Mesajı Okuyun
Old 20-02-2007, 09:34   #4
Hekimbaşı

 
Varsayılan Geçmiş olsun

Sn.Ahu,

Serhat isminden haberim yok, ama saldırıyı gerçekleştirenin erkek olması gerek, çünkü TV da eli kelepçeli götürülen kişi 20-25 yaşlarında bir delikanlıydı ve kamerayı tutanın sorusuna 'Gitsin evinde otursun, başkalarının hayatını mahvetmesin' dediğine kulaklarıma inanamayarak tanık oldum.

Aslında inanamayarak demek de pek olmadı; çünkü bu eğitim düzeyiyle yetinen bir toplum için gayet doğal; inanabilmem gerekirdi.

Üzerinde epey düşünmek lazım. Hadi ikinci kısmını boşverdim, orası hakimler ve yargıyla ilgili, ama birinci kısmı felaket! Aslında bu beyanları nedeniyle herhalde en az üç suç işlemiş oluyordur, ama ceza vereceğiz de ne olacak? Daha beter. Üç beş ay yatar, iyice bilenip çıkar, sonra başlar sokaktaki kadınlara saldırmaya. Baksanıza tutuklu yargılanmak bile yetmiş bilenmesine. Bu sefer hakim filan ayırdetmez herhalde.

Cehaleti tamamlayan etkinin de aşağılık duygusu olduğu düşüncesini taşıyorum. Soruşturun; eğitimsiz, işsiz, güçsüz biri çıkacaktır. Bir başkasının, hele de bir kadının çalışması; üstelik de onun geleceğiyle ilgili kararlar veren bir noktada bulunmasını hazmedemiyor vatandaşımız.
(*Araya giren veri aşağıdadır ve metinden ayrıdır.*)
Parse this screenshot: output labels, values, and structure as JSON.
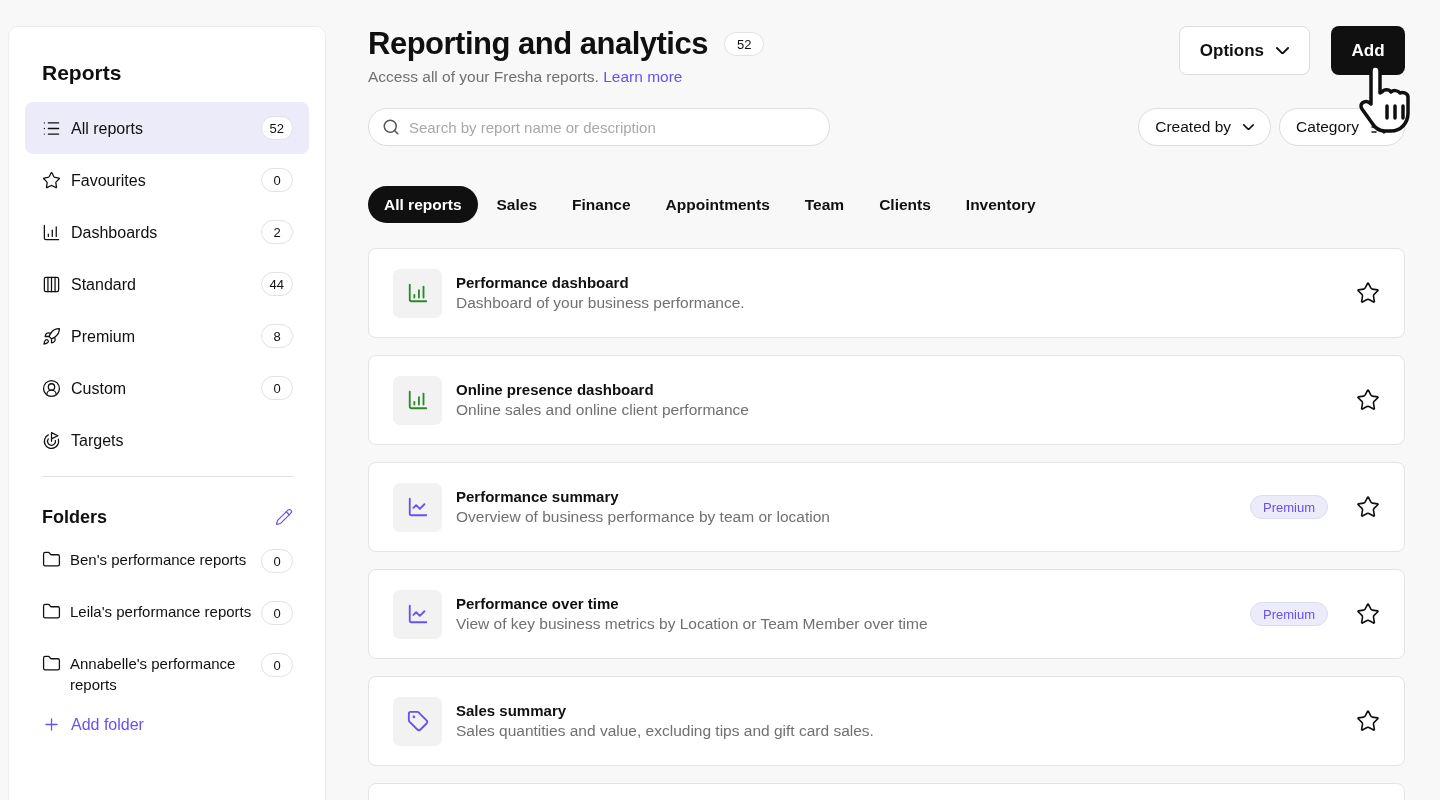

En uygar davrananlarının bile hastanede gördükleri her beyaz önlüklü kadını 'hemşire' sanmasını hatırlarım hep. İnsan başta bu sözü 'bacı' yerine kullandıklarını düşünüyor; ama sonra asıl sorunun kadından doktor olmayacağını düşünmeleri olduğunu anlıyor. Haydi, dağdan geldi, hiç hastane görmedi, kadın doktoru nerden bilecek diyorsunuz. Ama, düzeltiyorsunuz, yine devam ediyor. Kadın doktorun dediğini değil de, sizin dediğinizi dinliyor, yerine getiriyor. Eğer yaşınız ondan küçükse, erkek olsanız bile, ancak azarlar, korkutursanız sözünüzü dinlediğini görüyorsunuz. Düzen filan tanımıyor vatandaş, sadece kaba güç veya gücün göstergesi onlar üzerinde etkin oluyor. Kendinizi MÖ 1000 yıllarında sanmanıza bile yol açabilirler. Anlıyorsunuz ki, hasta olmasalar sopayı yemeniz an meselesi. Zaten çoğu zaman biraz ağrıları, kanamaları geçmeye yüz tutar gibi olunca, konuşmalarınızda çok daha dikkatli olmaya başlamanız gerek.

Sorunun kökünde uygarlaşamama, kentleşememe, ve ataerkil feodal toplum düzeninden çıkamama var. Kendi kendine düzelmesini beklemek hayal. Bu insanları nasıl eğiteceğiz, onlara nasıl iş bulacağız, nasıl uygar insan haline getireceğiz, bilemiyorum.

Genelde hukukçulara, özelde de kadın hukukçulara geçmiş olsun diyorum.